コラム・池谷のぶえ めずらしく体調のいい日に vol.31

舞台をはじめTVドラマ等でも活躍中の女優・池谷のぶえさんのコラム。本誌と併せてお楽しみください!

vol.31

2022年、あけましておめでとうございます。おめでとうございますとは言ったものの、相変わらずのびのびと年末年始を楽しむこともできず、悶々とする年明けですね。年明けですねとは言ったものの、このコラムを書いているのはまだ12月のはじめ。クリスマスがどうなっているのかも、年末がどうなっているのかも、年始がどうなっているのかも、神のみぞ知る状態です。
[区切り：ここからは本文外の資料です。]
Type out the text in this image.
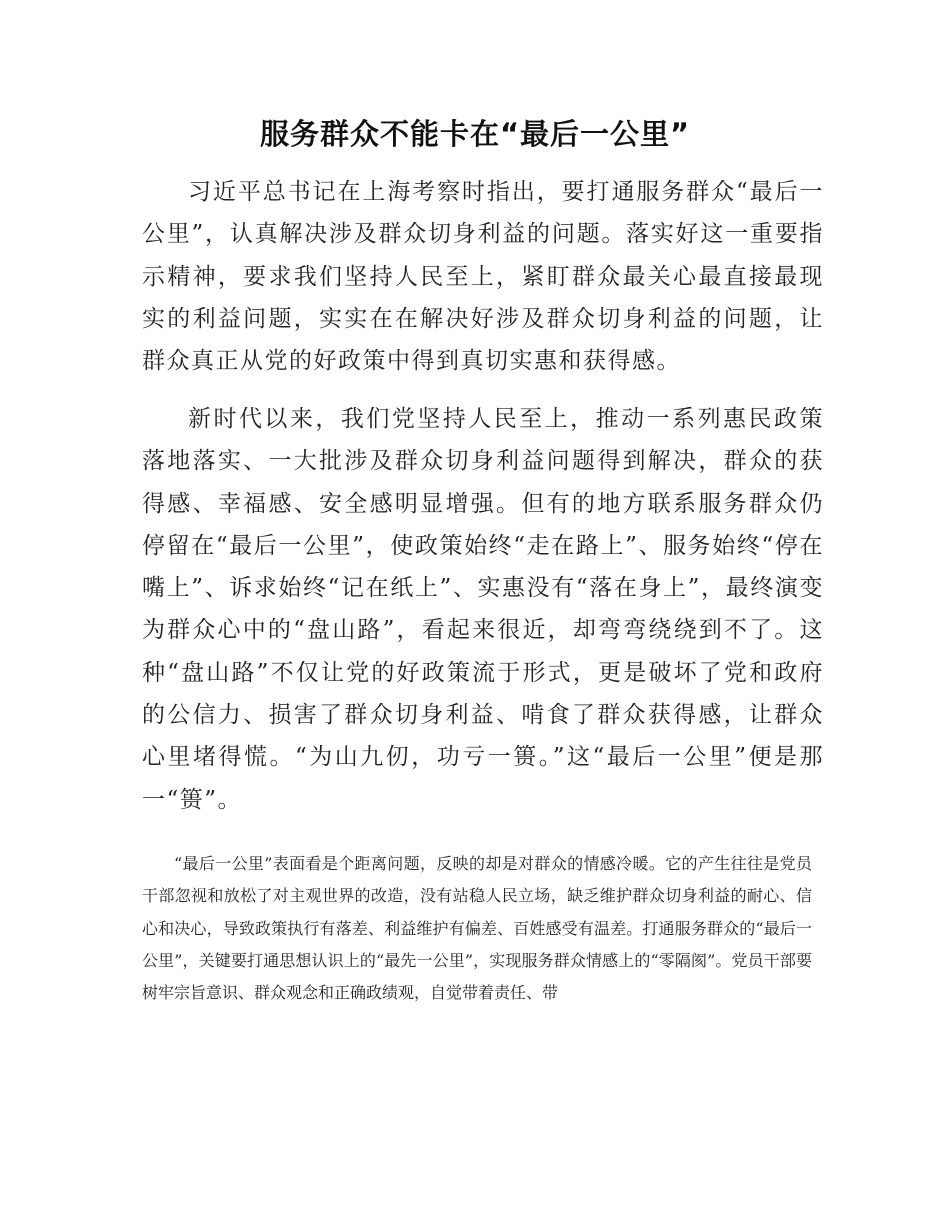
服务群众不能卡在“最后一公里”

习近平总书记在上海考察时指出，要打通服务群众“最后一公里”，认真解决涉及群众切身利益的问题。落实好这一重要指示精神，要求我们坚持人民至上，紧盯群众最关心最直接最现实的利益问题，实实在在解决好涉及群众切身利益的问题，让群众真正从党的好政策中得到真切实惠和获得感。

新时代以来，我们党坚持人民至上，推动一系列惠民政策落地落实、一大批涉及群众切身利益问题得到解决，群众的获得感、幸福感、安全感明显增强。但有的地方联系服务群众仍停留在“最后一公里”，使政策始终“走在路上”、服务始终“停在嘴上”、诉求始终“记在纸上”、实惠没有“落在身上”，最终演变为群众心中的“盘山路”，看起来很近，却弯弯绕绕到不了。这种“盘山路”不仅让党的好政策流于形式，更是破坏了党和政府的公信力、损害了群众切身利益、啃食了群众获得感，让群众心里堵得慌。“为山九仞，功亏一篑。”这“最后一公里”便是那一“篑”。

“最后一公里”表面看是个距离问题，反映的却是对群众的情感冷暖。它的产生往往是党员干部忽视和放松了对主观世界的改造，没有站稳人民立场，缺乏维护群众切身利益的耐心、信心和决心，导致政策执行有落差、利益维护有偏差、百姓感受有温差。打通服务群众的“最后一公里”，关键要打通思想认识上的“最先一公里”，实现服务群众情感上的“零隔阂”。党员干部要树牢宗旨意识、群众观念和正确政绩观，自觉带着责任、带
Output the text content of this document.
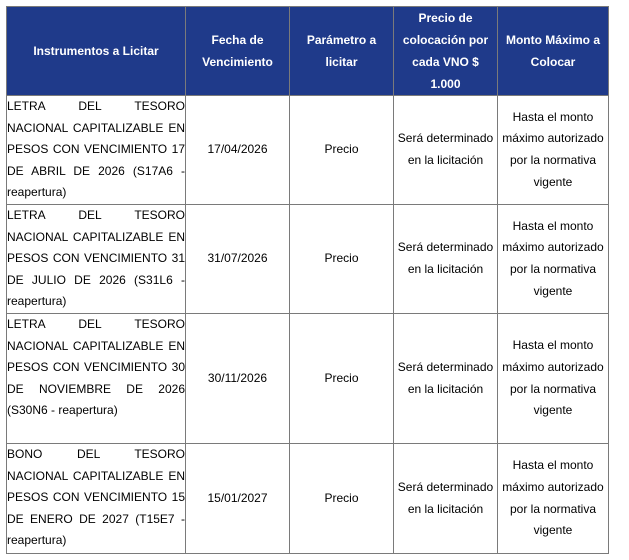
Instrumentos a Licitar	Fecha de Vencimiento	Parámetro a licitar	Precio de colocación por cada VNO $ 1.000	Monto Máximo a Colocar
LETRA DEL TESORO NACIONAL CAPITALIZABLE EN PESOS CON VENCIMIENTO 17 DE ABRIL DE 2026 (S17A6 - reapertura)	17/04/2026	Precio	Será determinado en la licitación	Hasta el monto máximo autorizado por la normativa vigente
LETRA DEL TESORO NACIONAL CAPITALIZABLE EN PESOS CON VENCIMIENTO 31 DE JULIO DE 2026 (S31L6 - reapertura)	31/07/2026	Precio	Será determinado en la licitación	Hasta el monto máximo autorizado por la normativa vigente
LETRA DEL TESORO NACIONAL CAPITALIZABLE EN PESOS CON VENCIMIENTO 30 DE NOVIEMBRE DE 2026 (S30N6 - reapertura)	30/11/2026	Precio	Será determinado en la licitación	Hasta el monto máximo autorizado por la normativa vigente
BONO DEL TESORO NACIONAL CAPITALIZABLE EN PESOS CON VENCIMIENTO 15 DE ENERO DE 2027 (T15E7 - reapertura)	15/01/2027	Precio	Será determinado en la licitación	Hasta el monto máximo autorizado por la normativa vigente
とはいえ、ナイロン100℃「イモンドの勝負」は、無事に幕を開けることができ、順調に東京公演を進んでおります。ナイロン100℃は、私にとっては初めて自分の劇団以外に出演させていただいた場所で、あの時頑張った自分を超えて頑張れる瞬間など、この先訪れるのだろうか…と思うほど、魂を込めて参加した記憶があります。私はよく、過去の自分を尊敬してしまうのですが、みなさんはどうなのでしょうか。過去の自分を尊敬するということは、この先の未来の自分も、ずっと過去の自分を尊敬しているということで、結果、いくら歳をとり続けていっても、いまこの瞬間の自分を尊敬できる時なんて一生こないわけですよね… 。え、じゃあ、いまから未来の自分を尊敬しておけばいいということでしょうか? いや、いまの自分を尊敬できれば、ずっと尊敬していけるということですか? やだ…怖い…尊敬に四方を固められて身動きがとれません。もはや、そんな尊敬という概念は尊敬できません。
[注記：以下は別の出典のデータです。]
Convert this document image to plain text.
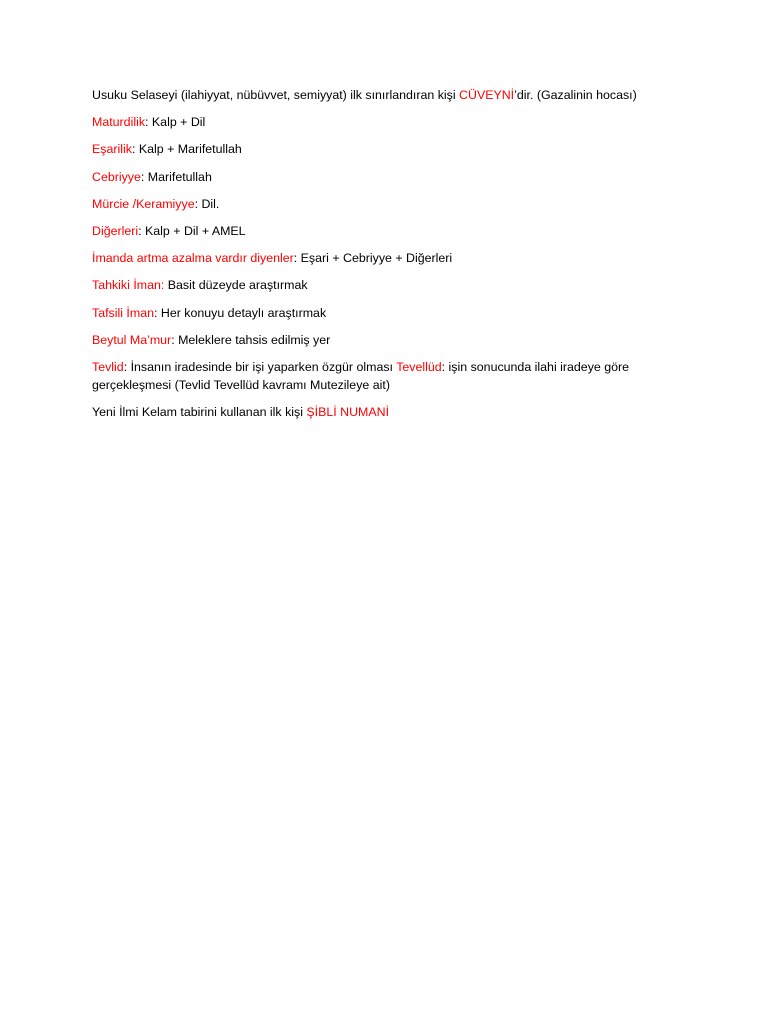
Usuku Selaseyi (ilahiyyat, nübüvvet, semiyyat) ilk sınırlandıran kişi CÜVEYNİ’dir. (Gazalinin hocası)

Maturdilik: Kalp + Dil

Eşarilik: Kalp + Marifetullah

Cebriyye: Marifetullah

Mürcie /Keramiyye: Dil.

Diğerleri: Kalp + Dil + AMEL

İmanda artma azalma vardır diyenler: Eşari + Cebriyye + Diğerleri

Tahkiki İman: Basit düzeyde araştırmak

Tafsili İman: Her konuyu detaylı araştırmak

Beytul Ma’mur: Meleklere tahsis edilmiş yer

Tevlid: İnsanın iradesinde bir işi yaparken özgür olması Tevellüd: işin sonucunda ilahi iradeye göre gerçekleşmesi (Tevlid Tevellüd kavramı Mutezileye ait)

Yeni İlmi Kelam tabirini kullanan ilk kişi ŞİBLİ NUMANİ
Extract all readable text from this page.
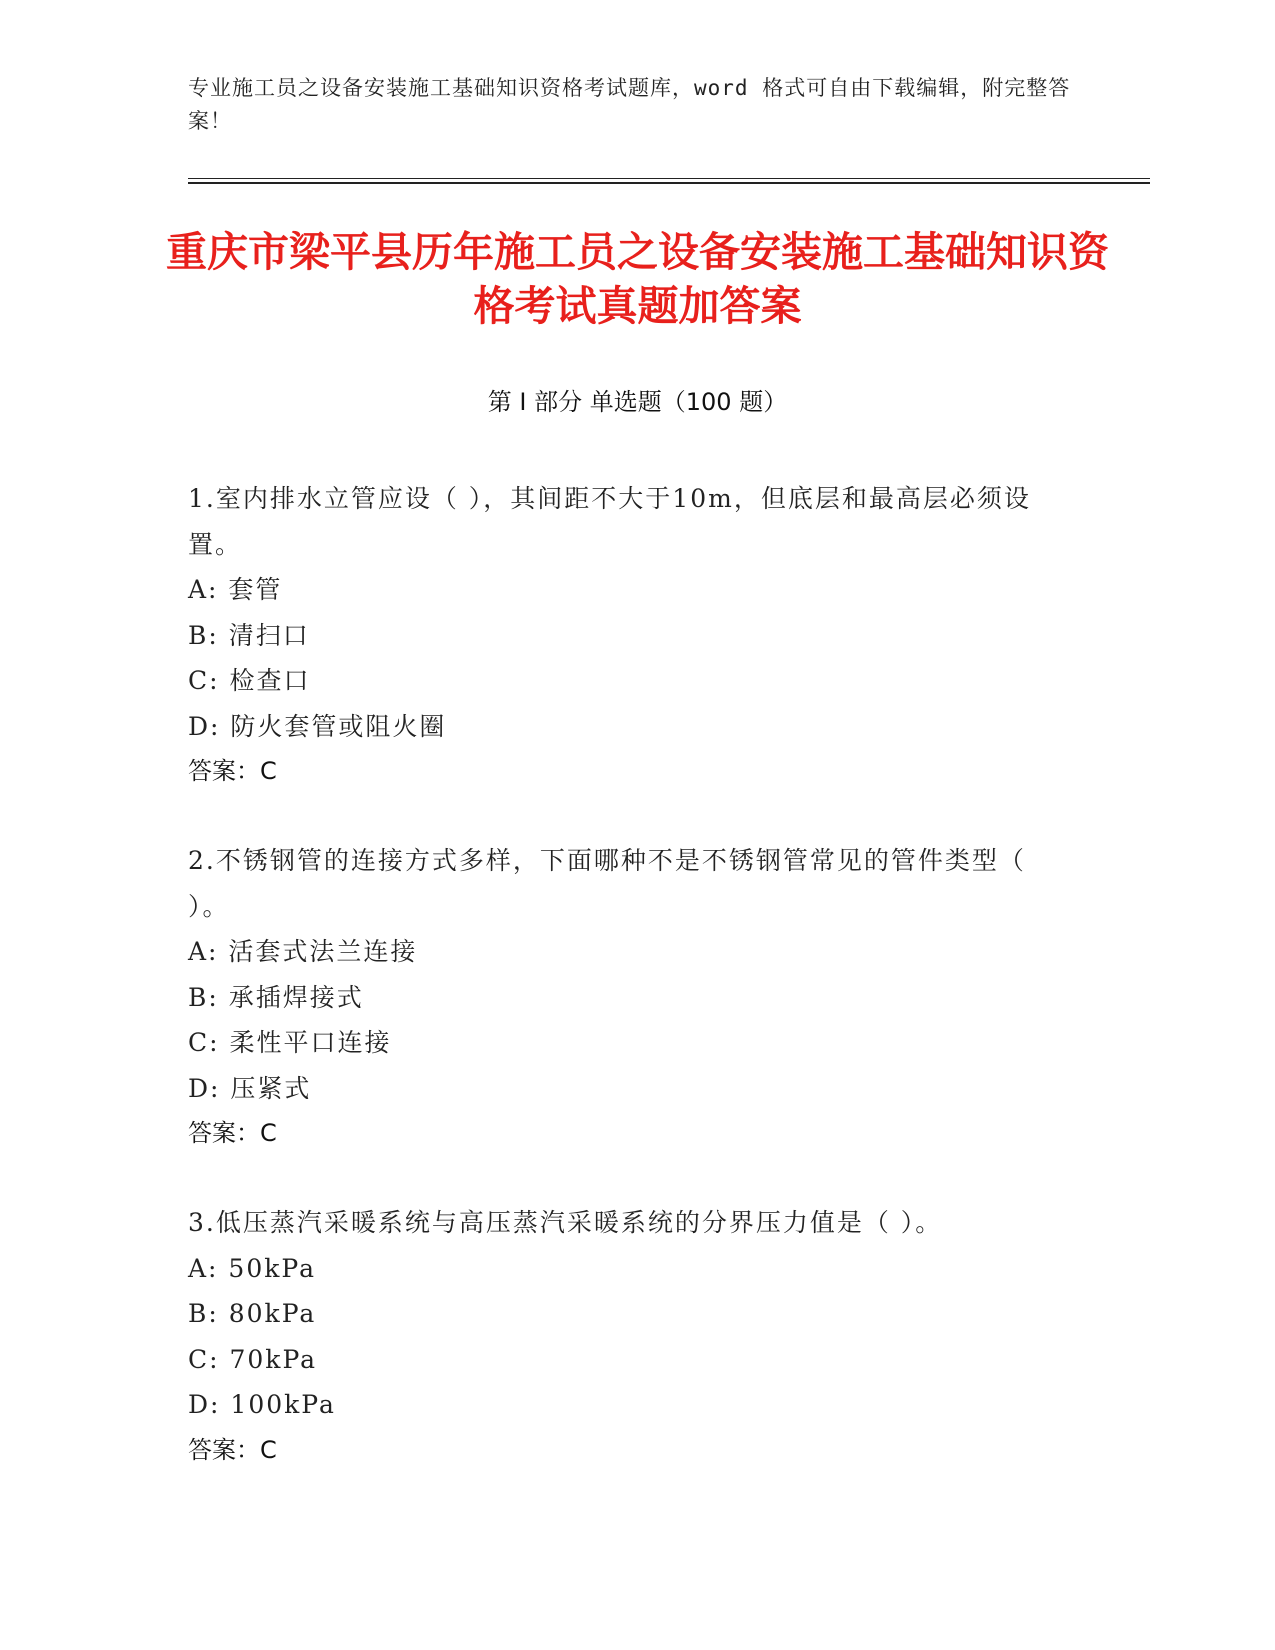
专业施工员之设备安装施工基础知识资格考试题库，word 格式可自由下载编辑，附完整答案！
重庆市梁平县历年施工员之设备安装施工基础知识资格考试真题加答案
第 I 部分 单选题（100 题）
1.室内排水立管应设（ ），其间距不大于10m，但底层和最高层必须设置。
A: 套管
B: 清扫口
C: 检查口
D: 防火套管或阻火圈
答案：C
2.不锈钢管的连接方式多样，下面哪种不是不锈钢管常见的管件类型（ ）。
A: 活套式法兰连接
B: 承插焊接式
C: 柔性平口连接
D: 压紧式
答案：C
3.低压蒸汽采暖系统与高压蒸汽采暖系统的分界压力值是（ ）。
A: 50kPa
B: 80kPa
C: 70kPa
D: 100kPa
答案：C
なかなか哲学的なコラムを書くことに成功中の年末ですが、年内に睡眠導入剤から卒業できたらな…と思っていた目標は、どうやら達成できそうにありません。少しずつ飲む量を少なくはしていっているものの、ちょっと調子がいいから多めに減らしてみると、とたんにまた調子が悪くなり、一日一歩、三日で三歩、三歩進んで二歩下がる…人生はワンツーパンチな日々です。さらに、重い掛け布団に押さえつけられるように寝たい派としては、引っ越しの際に重い綿の和布団を新調したわけですが、ベッドに和布団という組み合わせは、その重さで和布団がずるずるとベッドから落ちていく…という、水と油のような関係性なのだ…ということが、ベッド生活一年生としては衝撃でした。ベッドに柵をつけようにも、収納付きの畳ベッドという特殊な形のため、特注柵はべらぼうに高いのです。仕方なく、どうにかはまりそうな柵をひとつだけつけ、そこに紐で布団を括り付けるという、パッと見には暴れる人間を取り押さえる装置のようです。もし寝ている間に強盗が押し入ってきたとしても、「動くな!」と言おうとしても、既に拘束されているような形態で寝ているわけですから、躊躇させてしまうでしょう。なんなら、強盗が第一声で何と言うのか知りたいです。寝ている時にぜひ、お待ちしております。

 

いけたにのぶえ/1971年生まれ、茨城県出身。俳優。幻の劇団「猫ニャー」出身。舞台のみならず映像作品へも活躍の場を広げている。